Dois cartazes gigantes coloridos com imagens do atacante observam o treino durante o entardecer de um dia quente.
O goleiro Miguel, de nove anos, tem o cabelo tingido de loiro, como o de Neymar. “Meu sonho? Jogar nas categorias de base do Flamengo”, diz ele.
Victor Hugo não questiona a paixão do sangue novo pelo esporte mais popular. Mas alerta para “dificuldades” em treiná-los devido aos problemas físicos que ele atribui à inatividade e ao “vício” nos aparelhos eletrônicos.
No Brasil existem mais celulares do que os 203 milhões de habitantes e 34% da população entre cinco e 19 anos está com sobrepeso ou obesidade, segundo o Atlas Mundial da Obesidade de 2024.
“Antigamente você pegava uma criança e ela já praticava na rua, então você dava continuidade tanto na educação quanto na parte motora. Agora não, agora muitas das crianças vem muito cruas, sem vivência, sem didática nenhuma, sem coordenação motora. Então isso reflete também no jogo”, argumenta o técnico.
Porém…
Robson Zimerman passa seus dias observando jovens aspirantes a zagueiro do Corinthians.
As promessas de hoje, alerta ele, enfrentam pressões maiores: desde as exigências do mercado, como ser multifuncional, até lidar com as altas expectativas familiares e midiáticas.
“Antigamente eles só tinham a preocupação de jogar”, explica o observador técnico.
Porém, para a presidente do Palmeiras, Leila Pereira, o Brasil “nunca” perderá o título de “país do futebol”.
Seu clube foi protagonista do domínio das equipes brasileiras na América do Sul e em suas categorias de base foi revelado Endrick, por quem o Real Madrid pagou 65 milhões de dólares com bônus (R$ 340 milhões), segundo a imprensa.
Outros jovens palmeirenses, Estevão e Luis Guilherme, prometem seguir seus passos.
“Discordo de quem vê queda na qualidade. Se eles estão pagando esses valores astronômicos…”, afirma Leila num salão do clube, decorado com troféus.
Festa na favela
A dirigente, uma das mulheres mais ricas do Brasil, é para muitos a cara do futebol brasileiro moderno, com um cofre invejável para os padrões da América do Sul e recorde de público nos estádios… deixando um pouco de lado os menos abastados.
“Com salários absurdos do jogador, os clubes acabam tendo que cobrar caro o ingresso, o que afasta um torcedor como eu, devoto do Maracanã”, lamenta David Santos, torcedor do Flamengo.

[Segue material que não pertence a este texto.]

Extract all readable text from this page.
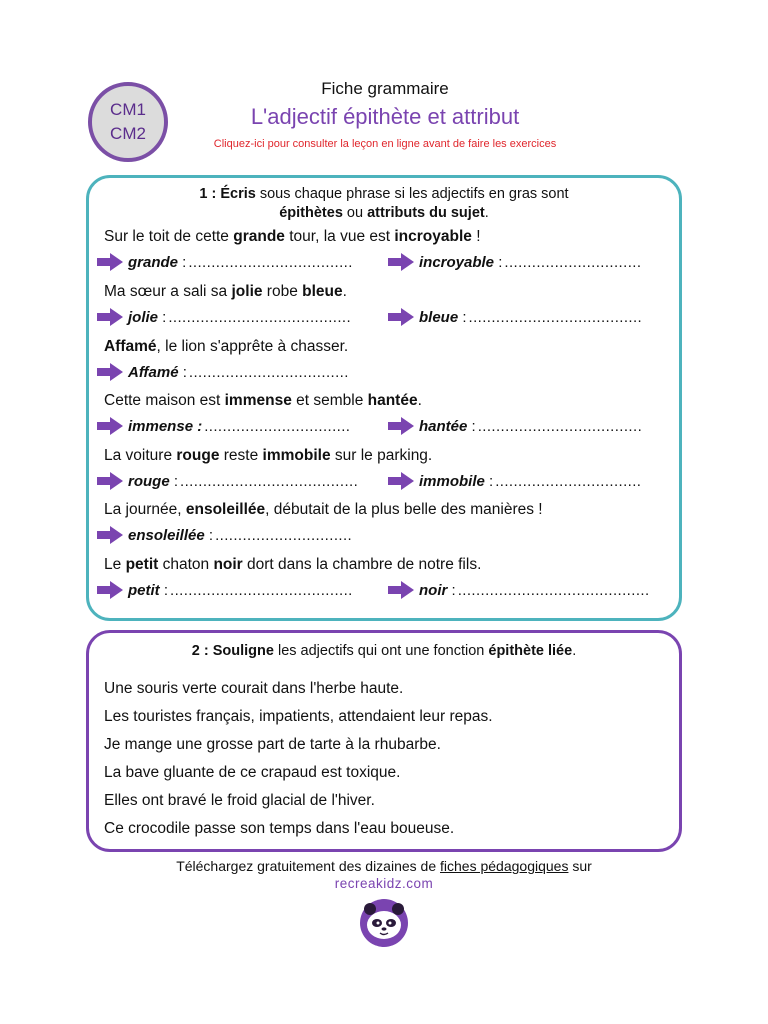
CM1
CM2
Fiche grammaire
L'adjectif épithète et attribut
Cliquez-ici pour consulter la leçon en ligne avant de faire les exercices
1 : Écris sous chaque phrase si les adjectifs en gras sont
épithètes ou attributs du sujet.
Sur le toit de cette grande tour, la vue est incroyable !
grande : ....................................	incroyable : ..............................
Ma sœur a sali sa jolie robe bleue.
jolie : ........................................	bleue : ......................................
Affamé, le lion s'apprête à chasser.
Affamé : ...................................
Cette maison est immense et semble hantée.
immense : ................................	hantée : ....................................
La voiture rouge reste immobile sur le parking.
rouge : .......................................	immobile : ................................
La journée, ensoleillée, débutait de la plus belle des manières !
ensoleillée : ..............................
Le petit chaton noir dort dans la chambre de notre fils.
petit : ........................................	noir : ..........................................
2 : Souligne les adjectifs qui ont une fonction épithète liée.
Une souris verte courait dans l'herbe haute.
Les touristes français, impatients, attendaient leur repas.
Je mange une grosse part de tarte à la rhubarbe.
La bave gluante de ce crapaud est toxique.
Elles ont bravé le froid glacial de l'hiver.
Ce crocodile passe son temps dans l'eau boueuse.
Téléchargez gratuitement des dizaines de fiches pédagogiques sur
recreakidz.com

O preço dos ingressos para a recente final do Campeonato Carioca, em que o rubro-negro derrotou o Nova Iguaçu, variava de 100 a 600 reais, num país onde o salário mínimo é de R$ 1412.
Mas a paixão segue viva: para apoiar seu time querido das favelas do Cantagalo, Pavão e Pavãozinho, David fundou a torcida “Fla PPG” em 2019.
No alto do morro com vista para as praias de Copacabana e Ipanema, eles recriam o clima do templo do futebol quando o Flamengo joga, como neste domingo quente de fevereiro contra o Vasco.
Eles enfeitam um antigo campo de futebol com bandeiras, fazem churrascos, cantam músicas, bebem cerveja e transmitem os jogos em um telão. E ainda compartilham com torcedores do time rival.
“Essa coisa de país do futebol está se perdendo”, diz Pablo Igor, um vascaíno de 38 años. “O futebol é isso aqui. É população, é pelada, é garoto na rua, como eu fui. Hoje não tem mais acesso nenhum”.